Yeah, I agree both with it is kind of fun to learn at your own pace and that once I read about that Factions expansion, the core game feels incomplete (says a guy who just learned how to play this game on the same day). While I appreciate that a good tutorial can get you up and running quickly, it often means a lot of time spent, "Click here" or "Drag and drop here" with often no way to skip ahead to the parts you DO want clarification on without having to sit through everything that comes before it.
Wow. What a great game! Picked this up a few hours ago. I've never played the board game so there is definitely a learning curve but -- as pointed out by others -- this is no more than the curve you meet learning the physical game. No more but rather less, thanks to the software's enforcement of the rules. Recommended!
I also believe, much like say a cartoon that can be enjoyed at multiple levels by children and adults, the same sort of idea applies to learning how to play this game. I quickly picked up how to work the satellites and what I needed to do to make more colonists. If I can land all of my colonists before the opposition I have a decent chance of winning or at least placing pretty highly. Which region effects would best benefit me, the effects of the various alien artifacts, and the whole special fields sub-game was something I didn't really get into until a few games in. I mean, sure, I used the alien artifacts I came across and took advantage of whatever regional effects I owned, but it was much more of a, "Cool, what does this do?" after I got them and not some well thought out, "Well if I claim this region it will help me obtain that alien artifact which I can then use to knock at that player over there..."

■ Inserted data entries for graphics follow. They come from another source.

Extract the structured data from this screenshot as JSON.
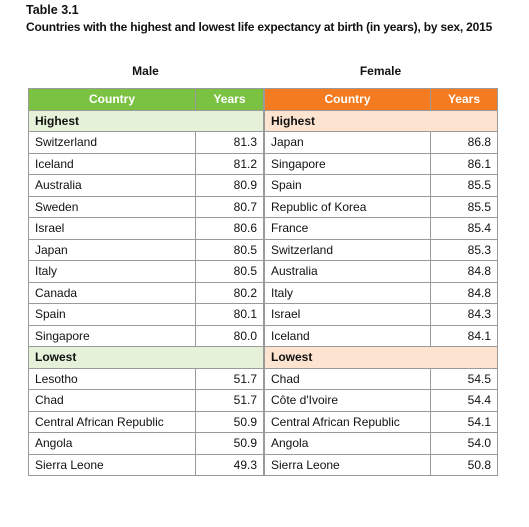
{
  "header": {
    "label": "Table 3.1",
    "title": "Countries with the highest and lowest life expectancy at birth (in years), by sex, 2015"
  },
  "tables": [
    {
      "heading": "Male",
      "columns": [
        "Country",
        "Years"
      ],
      "sections": [
        {
          "label": "Highest",
          "rows": [
            [
              "Switzerland",
              "81.3"
            ],
            [
              "Iceland",
              "81.2"
            ],
            [
              "Australia",
              "80.9"
            ],
            [
              "Sweden",
              "80.7"
            ],
            [
              "Israel",
              "80.6"
            ],
            [
              "Japan",
              "80.5"
            ],
            [
              "Italy",
              "80.5"
            ],
            [
              "Canada",
              "80.2"
            ],
            [
              "Spain",
              "80.1"
            ],
            [
              "Singapore",
              "80.0"
            ]
          ]
        },
        {
          "label": "Lowest",
          "rows": [
            [
              "Lesotho",
              "51.7"
            ],
            [
              "Chad",
              "51.7"
            ],
            [
              "Central African Republic",
              "50.9"
            ],
            [
              "Angola",
              "50.9"
            ],
            [
              "Sierra Leone",
              "49.3"
            ]
          ]
        }
      ]
    },
    {
      "heading": "Female",
      "columns": [
        "Country",
        "Years"
      ],
      "sections": [
        {
          "label": "Highest",
          "rows": [
            [
              "Japan",
              "86.8"
            ],
            [
              "Singapore",
              "86.1"
            ],
            [
              "Spain",
              "85.5"
            ],
            [
              "Republic of Korea",
              "85.5"
            ],
            [
              "France",
              "85.4"
            ],
            [
              "Switzerland",
              "85.3"
            ],
            [
              "Australia",
              "84.8"
            ],
            [
              "Italy",
              "84.8"
            ],
            [
              "Israel",
              "84.3"
            ],
            [
              "Iceland",
              "84.1"
            ]
          ]
        },
        {
          "label": "Lowest",
          "rows": [
            [
              "Chad",
              "54.5"
            ],
            [
              "Côte d'Ivoire",
              "54.4"
            ],
            [
              "Central African Republic",
              "54.1"
            ],
            [
              "Angola",
              "54.0"
            ],
            [
              "Sierra Leone",
              "50.8"
            ]
          ]
        }
      ]
    }
  ]
}
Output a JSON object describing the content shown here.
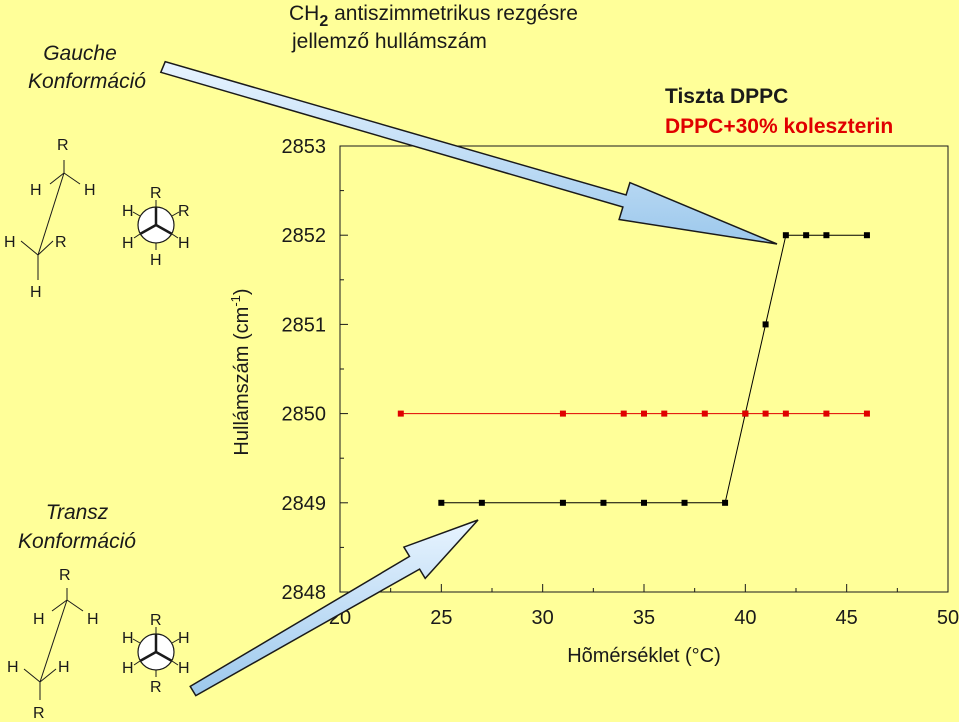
{
  "header": {
    "ch2_main": "CH",
    "ch2_sub": "2",
    "ch2_rest": " antiszimmetrikus rezgésre",
    "line2": "jellemző hullámszám"
  },
  "gauche": {
    "line1": "Gauche",
    "line2": "Konformáció"
  },
  "transz": {
    "line1": "Transz",
    "line2": "Konformáció"
  },
  "legend": {
    "pure": {
      "label": "Tiszta DPPC",
      "color": "#1a1a1a"
    },
    "chol": {
      "label": "DPPC+30% koleszterin",
      "color": "#e00000"
    }
  },
  "chart_data": {
    "type": "scatter",
    "xlabel": "Hõmérséklet (°C)",
    "ylabel_main": "Hullámszám (cm",
    "ylabel_sup": "-1",
    "ylabel_close": ")",
    "xlim": [
      20,
      50
    ],
    "ylim": [
      2848,
      2853
    ],
    "x_ticks": [
      "20",
      "25",
      "30",
      "35",
      "40",
      "45",
      "50"
    ],
    "y_ticks": [
      "2853",
      "2852",
      "2851",
      "2850",
      "2849",
      "2848"
    ],
    "series": [
      {
        "name": "Tiszta DPPC",
        "color": "#000000",
        "x": [
          25,
          27,
          31,
          33,
          35,
          37,
          39,
          40,
          41,
          42,
          43,
          44,
          46
        ],
        "y": [
          2849,
          2849,
          2849,
          2849,
          2849,
          2849,
          2849,
          2850,
          2851,
          2852,
          2852,
          2852,
          2852
        ]
      },
      {
        "name": "DPPC+30% koleszterin",
        "color": "#e00000",
        "x": [
          23,
          31,
          34,
          35,
          36,
          38,
          40,
          41,
          42,
          44,
          46
        ],
        "y": [
          2850,
          2850,
          2850,
          2850,
          2850,
          2850,
          2850,
          2850,
          2850,
          2850,
          2850
        ]
      }
    ]
  },
  "molecules": {
    "R": "R",
    "H": "H"
  }
}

This is what Clint said on BGG: So not cheating as much as screwing you over, which is smart. Think of it as a bunch of newbies deciding to team up against you because it's only you who ever wins.
Yup, just finished a four player game with a pirate and it is not fun... In a good way. It was clear that it was smart enough to see how it could stop my VP lead by moving another players colony on my territory even though it put that player in a position to beat me by one point It's tough but that kind of AI is a welcome addition
It's definitely a welcome addition, and making it the only AI that 'cheats' means you can always have the older AI interaction by using the other levels more. However, I don't think I'll play against the AI at all once the async update hits. The game is implemented so beautifully that it will be an absolute joy to play this against other humans. I can see this becoming a cooldown euro as compared to Le Havre, something the upcoming Stone Age might be too.
Just took this one, despite the fact apple has decided to increase prices in Europe and that annoyed me Back to the game ... Only reading the instructions kind of killed me. I am at a total loss here.
Honestly, just read the general way a turn is played, and immediatly try to play once. Don't bother with alien cards, just go back to the rulebook when you need to know what a satellite is doing and what bonus a planet gives. By the time you win, you'll have a more or less complete understanding of the game (which is really simple despite what you may believe at first). And then you can bother with the cards and add more players to the game. At least, it worked for me and given the fact you play quite a lot of boardgames, should be no problem.
The rulebook is a little daunting, it could have been better formatted with an index and individual sectioned pages. Just try to think of it in terms of your dice, the two resources and your colonies for starters. You roll dice, place them as restricted by the various locations, and do those actions. Most of the actions require the two resources and the board does a great job of clearly showing how many resource tokens you'll need and what the rules are for placing the dice. Your final goal is to keep placing your colonies on the board until have placed them all, at which point the game ends. You can ignore the alien tech cards and the field generators your first few games, those alter the rules in fun ways. The game is deceptively complex because everything is laid out on the board in such a compact manner. When you strip it down it's a light worker placement euro with dice, like Kingsburg. You only have two resource types, limited number of locations you can go to. The Factions expansion increases the depth of the game manifold. But even in its current state, the streamlined nature of the game means there's a lot more straight player interaction with locations being blocked, resources being stolen, ships being removed and ships being destroyed.
thevagrant is right it shouldn't have happened. But out of curiosity, FPE, do you remember which AI did it?
Did he steal the Holo Decoy? As I recall it isn't that you can't be stolen from but that if anyone does raid you, the Holo Decoy is the only thing they can steal.
That sounds buggy then. You lose a ship if you ever use that 1 die colonizer in the upper left outpost. There might be other means as well.